A security enthusiast has leveraged the power of the recently released Amazon EC2 Cluster GPU Instances to crack fourteen SHA1 password hashes of various length in under 50 minutes.
It's a well known fact that modern Graphic Processing Units (GPUs) are better suited for brute force password cracking attacks than Central Processing Units (CPUs).
Commercial password recovery solutions that tap the power of GPUs have been available for a couple of years now.
The method itself became possible after manufacturers started releasing development kits which allowed for low-level GPUs access.

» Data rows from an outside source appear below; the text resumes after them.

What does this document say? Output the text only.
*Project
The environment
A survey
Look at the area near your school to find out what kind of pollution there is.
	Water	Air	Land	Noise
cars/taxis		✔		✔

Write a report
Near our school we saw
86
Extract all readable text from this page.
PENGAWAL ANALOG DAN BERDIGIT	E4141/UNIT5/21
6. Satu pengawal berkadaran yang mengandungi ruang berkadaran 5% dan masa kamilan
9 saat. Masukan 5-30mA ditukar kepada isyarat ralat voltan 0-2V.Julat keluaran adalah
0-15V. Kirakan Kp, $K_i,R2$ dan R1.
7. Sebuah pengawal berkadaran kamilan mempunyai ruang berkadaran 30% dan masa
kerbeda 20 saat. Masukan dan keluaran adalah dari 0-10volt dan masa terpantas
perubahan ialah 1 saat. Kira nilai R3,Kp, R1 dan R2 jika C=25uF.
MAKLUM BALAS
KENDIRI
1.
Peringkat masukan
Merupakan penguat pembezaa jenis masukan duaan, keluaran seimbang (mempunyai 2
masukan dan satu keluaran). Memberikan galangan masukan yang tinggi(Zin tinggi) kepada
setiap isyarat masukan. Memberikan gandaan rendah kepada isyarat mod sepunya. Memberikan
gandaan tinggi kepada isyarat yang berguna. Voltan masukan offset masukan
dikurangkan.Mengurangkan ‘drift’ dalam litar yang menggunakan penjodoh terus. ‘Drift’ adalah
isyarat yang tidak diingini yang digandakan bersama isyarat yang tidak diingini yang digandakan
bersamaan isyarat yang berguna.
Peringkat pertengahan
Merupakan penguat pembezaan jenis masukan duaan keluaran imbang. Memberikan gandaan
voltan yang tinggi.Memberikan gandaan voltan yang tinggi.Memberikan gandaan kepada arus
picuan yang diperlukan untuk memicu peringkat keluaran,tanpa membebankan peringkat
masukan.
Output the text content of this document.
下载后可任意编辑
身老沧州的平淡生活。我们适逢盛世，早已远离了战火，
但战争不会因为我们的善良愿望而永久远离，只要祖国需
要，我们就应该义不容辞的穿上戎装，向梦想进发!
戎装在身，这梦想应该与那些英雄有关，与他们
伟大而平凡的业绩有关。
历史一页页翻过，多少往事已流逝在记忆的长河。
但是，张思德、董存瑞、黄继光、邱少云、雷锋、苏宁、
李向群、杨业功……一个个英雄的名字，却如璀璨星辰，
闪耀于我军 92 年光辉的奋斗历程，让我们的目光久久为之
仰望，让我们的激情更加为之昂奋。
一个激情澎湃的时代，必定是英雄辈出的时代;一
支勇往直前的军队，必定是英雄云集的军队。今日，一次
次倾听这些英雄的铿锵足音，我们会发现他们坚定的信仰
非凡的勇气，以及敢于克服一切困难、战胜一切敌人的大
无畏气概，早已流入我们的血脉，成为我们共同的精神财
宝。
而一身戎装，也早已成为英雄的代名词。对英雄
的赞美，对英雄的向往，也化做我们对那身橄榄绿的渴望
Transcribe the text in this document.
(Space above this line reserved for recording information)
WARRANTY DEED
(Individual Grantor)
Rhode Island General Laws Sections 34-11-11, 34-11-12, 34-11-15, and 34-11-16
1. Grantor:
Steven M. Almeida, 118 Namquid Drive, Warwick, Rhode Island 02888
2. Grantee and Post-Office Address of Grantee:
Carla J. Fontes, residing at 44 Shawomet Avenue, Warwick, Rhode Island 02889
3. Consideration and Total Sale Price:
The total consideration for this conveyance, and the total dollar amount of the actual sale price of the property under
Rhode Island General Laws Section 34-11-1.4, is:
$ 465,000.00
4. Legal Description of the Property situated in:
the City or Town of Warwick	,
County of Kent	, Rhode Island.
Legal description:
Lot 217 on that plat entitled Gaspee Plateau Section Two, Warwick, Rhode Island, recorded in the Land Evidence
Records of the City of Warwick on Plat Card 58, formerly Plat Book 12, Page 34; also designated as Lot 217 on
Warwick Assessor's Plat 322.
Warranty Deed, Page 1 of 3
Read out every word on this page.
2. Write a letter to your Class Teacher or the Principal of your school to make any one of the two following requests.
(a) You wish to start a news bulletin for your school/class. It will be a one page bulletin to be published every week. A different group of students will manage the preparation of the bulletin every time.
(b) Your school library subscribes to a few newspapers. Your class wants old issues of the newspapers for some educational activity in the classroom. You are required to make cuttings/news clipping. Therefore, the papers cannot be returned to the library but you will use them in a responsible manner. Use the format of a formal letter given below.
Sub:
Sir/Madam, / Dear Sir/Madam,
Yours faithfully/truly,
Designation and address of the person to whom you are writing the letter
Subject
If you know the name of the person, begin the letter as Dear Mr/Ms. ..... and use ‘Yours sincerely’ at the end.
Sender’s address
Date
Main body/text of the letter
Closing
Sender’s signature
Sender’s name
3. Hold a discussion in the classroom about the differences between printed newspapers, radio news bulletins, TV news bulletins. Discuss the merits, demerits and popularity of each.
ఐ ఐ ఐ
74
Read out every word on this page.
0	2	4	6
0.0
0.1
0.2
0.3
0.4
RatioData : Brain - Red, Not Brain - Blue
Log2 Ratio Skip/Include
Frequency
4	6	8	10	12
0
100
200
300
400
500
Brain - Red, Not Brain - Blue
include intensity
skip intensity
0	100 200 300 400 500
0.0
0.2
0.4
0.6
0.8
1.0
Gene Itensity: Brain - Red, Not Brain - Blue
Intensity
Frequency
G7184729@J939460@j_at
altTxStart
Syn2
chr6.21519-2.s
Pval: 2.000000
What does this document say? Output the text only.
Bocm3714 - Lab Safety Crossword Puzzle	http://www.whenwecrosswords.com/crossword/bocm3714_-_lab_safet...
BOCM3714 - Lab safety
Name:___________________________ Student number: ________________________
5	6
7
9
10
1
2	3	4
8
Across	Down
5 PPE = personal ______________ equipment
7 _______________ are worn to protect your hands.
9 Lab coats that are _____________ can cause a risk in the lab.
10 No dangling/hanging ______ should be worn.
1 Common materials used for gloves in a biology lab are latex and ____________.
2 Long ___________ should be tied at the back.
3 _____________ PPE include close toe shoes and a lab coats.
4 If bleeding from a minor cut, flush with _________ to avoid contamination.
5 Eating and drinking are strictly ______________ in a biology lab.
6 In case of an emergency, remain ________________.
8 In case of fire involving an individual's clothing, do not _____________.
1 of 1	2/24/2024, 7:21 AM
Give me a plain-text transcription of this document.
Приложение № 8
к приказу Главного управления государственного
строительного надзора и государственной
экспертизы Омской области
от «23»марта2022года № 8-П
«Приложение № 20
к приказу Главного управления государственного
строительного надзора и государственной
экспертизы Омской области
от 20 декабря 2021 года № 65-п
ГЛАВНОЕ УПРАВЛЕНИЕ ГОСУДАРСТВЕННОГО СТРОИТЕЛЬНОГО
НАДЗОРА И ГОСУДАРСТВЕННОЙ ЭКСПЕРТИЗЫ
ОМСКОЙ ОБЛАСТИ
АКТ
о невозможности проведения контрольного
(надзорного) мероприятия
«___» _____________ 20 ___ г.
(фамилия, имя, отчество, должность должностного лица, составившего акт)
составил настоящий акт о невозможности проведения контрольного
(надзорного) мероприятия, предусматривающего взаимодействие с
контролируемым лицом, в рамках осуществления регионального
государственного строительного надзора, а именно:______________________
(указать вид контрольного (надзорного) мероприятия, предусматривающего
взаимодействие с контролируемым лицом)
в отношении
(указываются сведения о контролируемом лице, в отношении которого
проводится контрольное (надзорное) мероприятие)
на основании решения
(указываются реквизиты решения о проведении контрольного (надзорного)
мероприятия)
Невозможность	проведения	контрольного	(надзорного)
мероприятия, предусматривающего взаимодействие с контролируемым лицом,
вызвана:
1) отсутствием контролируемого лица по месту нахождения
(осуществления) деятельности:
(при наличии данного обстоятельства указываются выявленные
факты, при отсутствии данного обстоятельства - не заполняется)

New cloud computing services like Amazon EC2, promise to make the use of state-of-the-art graphic processing units affordable for users.
The password cracking test was performed by a German security blogger named Thomas Roth on an Amazon EC2 instance powered by two Intel Xeon X5570 quad-core CPUs and two NVIDIA Tesla "Fermi" M2050 GPUs.
Roth fed a file of 14 SHA1 hashes corresponding to passwords of between 1 and 6 characters in length to an open source program called CUDA-Multiforcer running on an image of CentOS 5.5 provided by Amazon.
Most applications don't store passwords in plain test, but unique strings known as hashes, which are calculated using special cryptographic algorithms. Designed by the NSA in 1995, SHA1 is currently the most widely used secure hash function.
Brute force attacks can theoretically be used to recover passwords from hashes, but the time required to do so widely varies depending on the used algorithm and their complexity.
Unfortunately, according to a recent study
from BitDefender, one in four people use passwords that are only six-character long. Furthermore, 60 percent of them only use single-case letters.
Giving that one hour of Amazon EC2 Cluster GPU Instance use costs only 2.10$, the technology is a viable solution for hackers looking to crack stolen password hashes.